This section offers advice on making your OpenGL programs go faster and run smoother.
Perhaps the most common error in measuring the performance of an OpenGL program is to say something like:
start_the_clock () ; draw_a_bunch_of_polygons () ; stop_the_clock () ; swapbuffers () ;
This fails because OpenGL implementations are almost always pipelined - that is to say, things are not necessarily drawn when you tell OpenGL to draw them - and the fact that an OpenGL call returned doesn't mean it finished rendering.
Typically, there is a large FIFO buffer on the front end of the graphics card. When your application code sends polygons to OpenGL, the driver places them into the FIFO and returns to your application. Sometime later, the graphics processor picks up the data from the FIFO and draws it.
Hence, measuring the time it took to pass the polygons to OpenGL tells you very little about performance. It is wise to use a 'glFinish' command between drawing the polygons and stopping the clock - this theoretically forces all of the rendering to be completed before it returns - so you get an accurate idea of how long the rendering took. That works to a degree - but experience suggests that not all implementations have literally completed processing by then.
Worse still, there is the possibility that when you started drawing polygons, the graphics card was already busy because of something you did earlier. Even a 'swapbuffer' call can leave work for the graphics system to do that can hang around and slow down subsequent operations in a mysterious fashion. The cure for this is to put a 'glFinish' call before you start the clock as well as just before you stop the clock.
However, eliminating these overlaps in time can also be misleading. If you measure the time it takes to draw 1000 triangles (with a glFinish in front and behind), you'll probably be happy to discover that it doesn't take twice as long to draw 2000 of them.

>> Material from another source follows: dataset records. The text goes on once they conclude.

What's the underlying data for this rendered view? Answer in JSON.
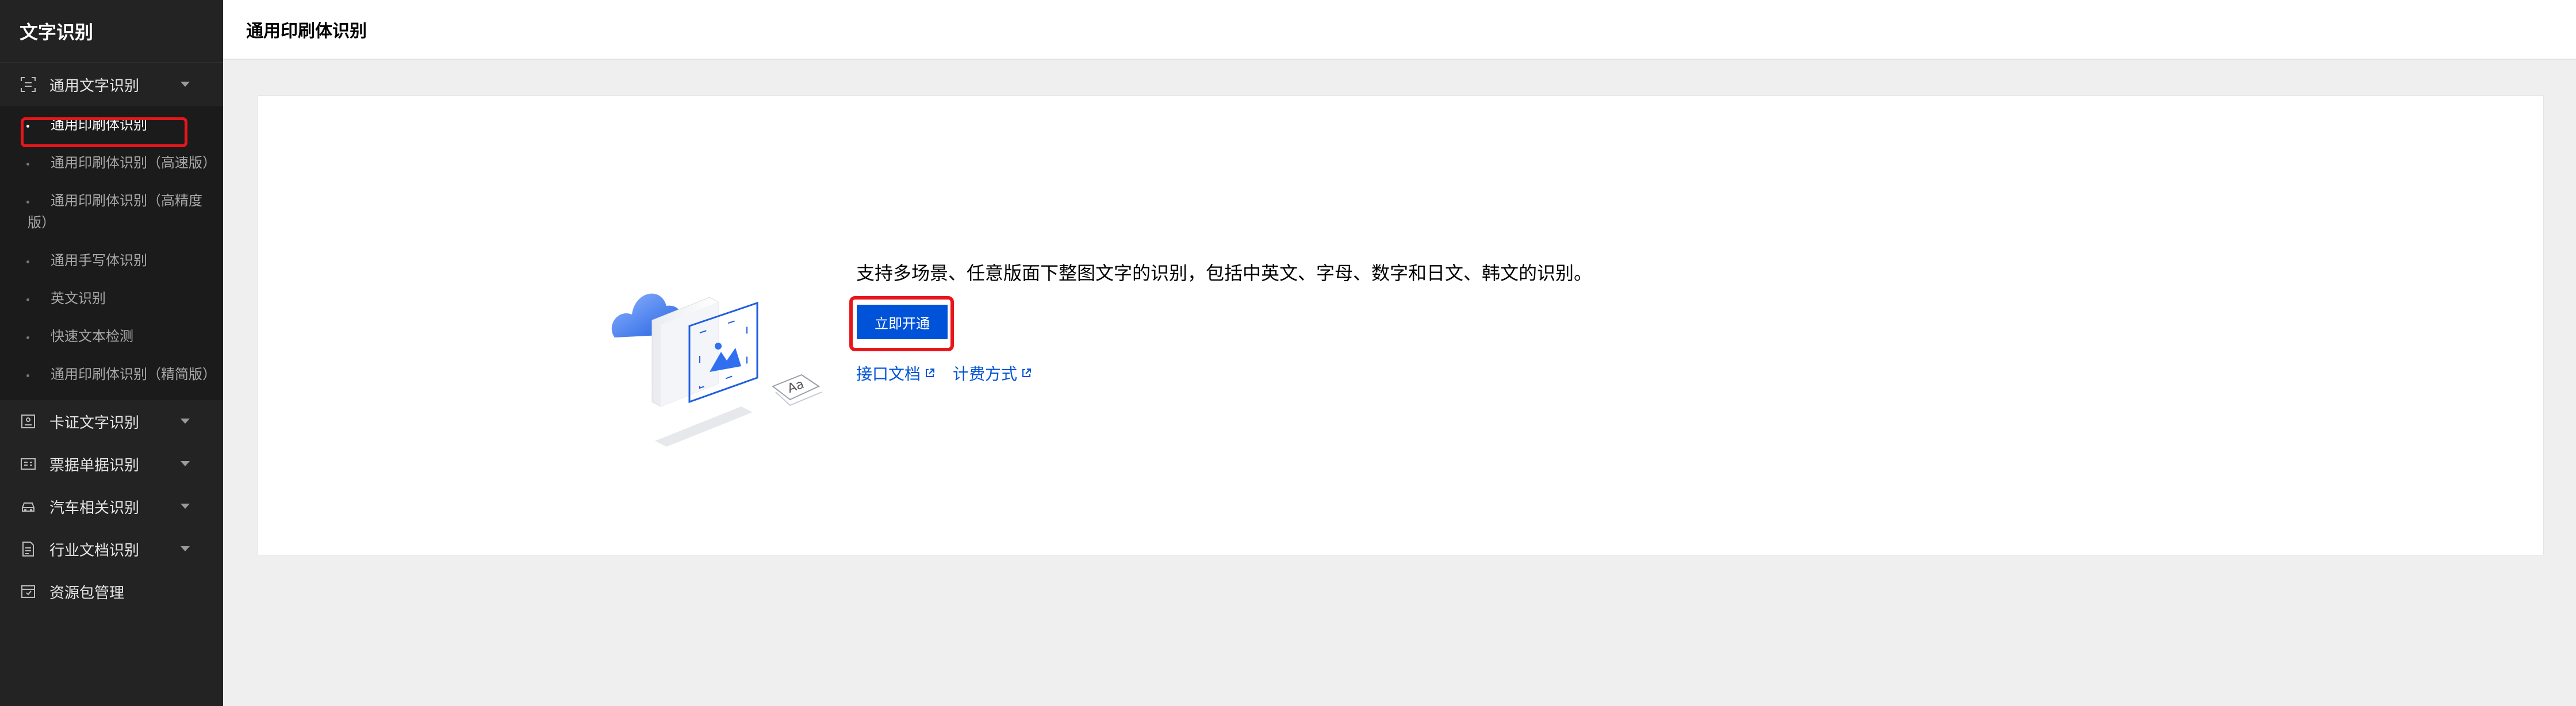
{
  "sidebar": {
    "title": "文字识别",
    "groups": [
      {
        "label": "通用文字识别",
        "icon": "scan-text-icon"
      },
      {
        "label": "卡证文字识别",
        "icon": "id-card-icon"
      },
      {
        "label": "票据单据识别",
        "icon": "receipt-icon"
      },
      {
        "label": "汽车相关识别",
        "icon": "car-icon"
      },
      {
        "label": "行业文档识别",
        "icon": "document-icon"
      },
      {
        "label": "资源包管理",
        "icon": "package-icon"
      }
    ],
    "subitems": [
      {
        "label": "通用印刷体识别"
      },
      {
        "label": "通用印刷体识别（高速版）"
      },
      {
        "label": "通用印刷体识别（高精度版）"
      },
      {
        "label": "通用手写体识别"
      },
      {
        "label": "英文识别"
      },
      {
        "label": "快速文本检测"
      },
      {
        "label": "通用印刷体识别（精简版）"
      }
    ]
  },
  "header": {
    "title": "通用印刷体识别"
  },
  "main": {
    "description": "支持多场景、任意版面下整图文字的识别，包括中英文、字母、数字和日文、韩文的识别。",
    "cta_label": "立即开通",
    "links": [
      {
        "label": "接口文档"
      },
      {
        "label": "计费方式"
      }
    ],
    "illustration_text": "Aa"
  },
  "colors": {
    "accent": "#0052d9",
    "highlight": "#e8161b",
    "sidebar_bg": "#232323"
  }
}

Graphics cards are quite complex parallel systems and it's exceedingly hard to measure precisely what's going on.
The best practical solution is to measure the time between consecutive returns from the swapbuffer command with your entire application running. You can then adjust one piece of the code at a time, remeasure and get a reasonable idea of the practical improvements you are getting as a result of your optimisation efforts.
Even when you do this, you may have to take a little care - some systems force the swapbuffers command to wait for the next video vertical retrace before performing the swap - if that is the case then you'll only ever see times that are an exact multiple of the video frame time and it will be impossible to see exactly how much time you are consuming. However, most PC graphics adaptors do not do this by default - so you would probably have to have taken an active step to turn this feature on. However, if you have (say) a 60Hz monitor and your times all come out at either 16.66ms, 33.33ms or 50ms then suspect that you have a problem.
Understanding where the bottlenecks are
There are generally four things to look at initially.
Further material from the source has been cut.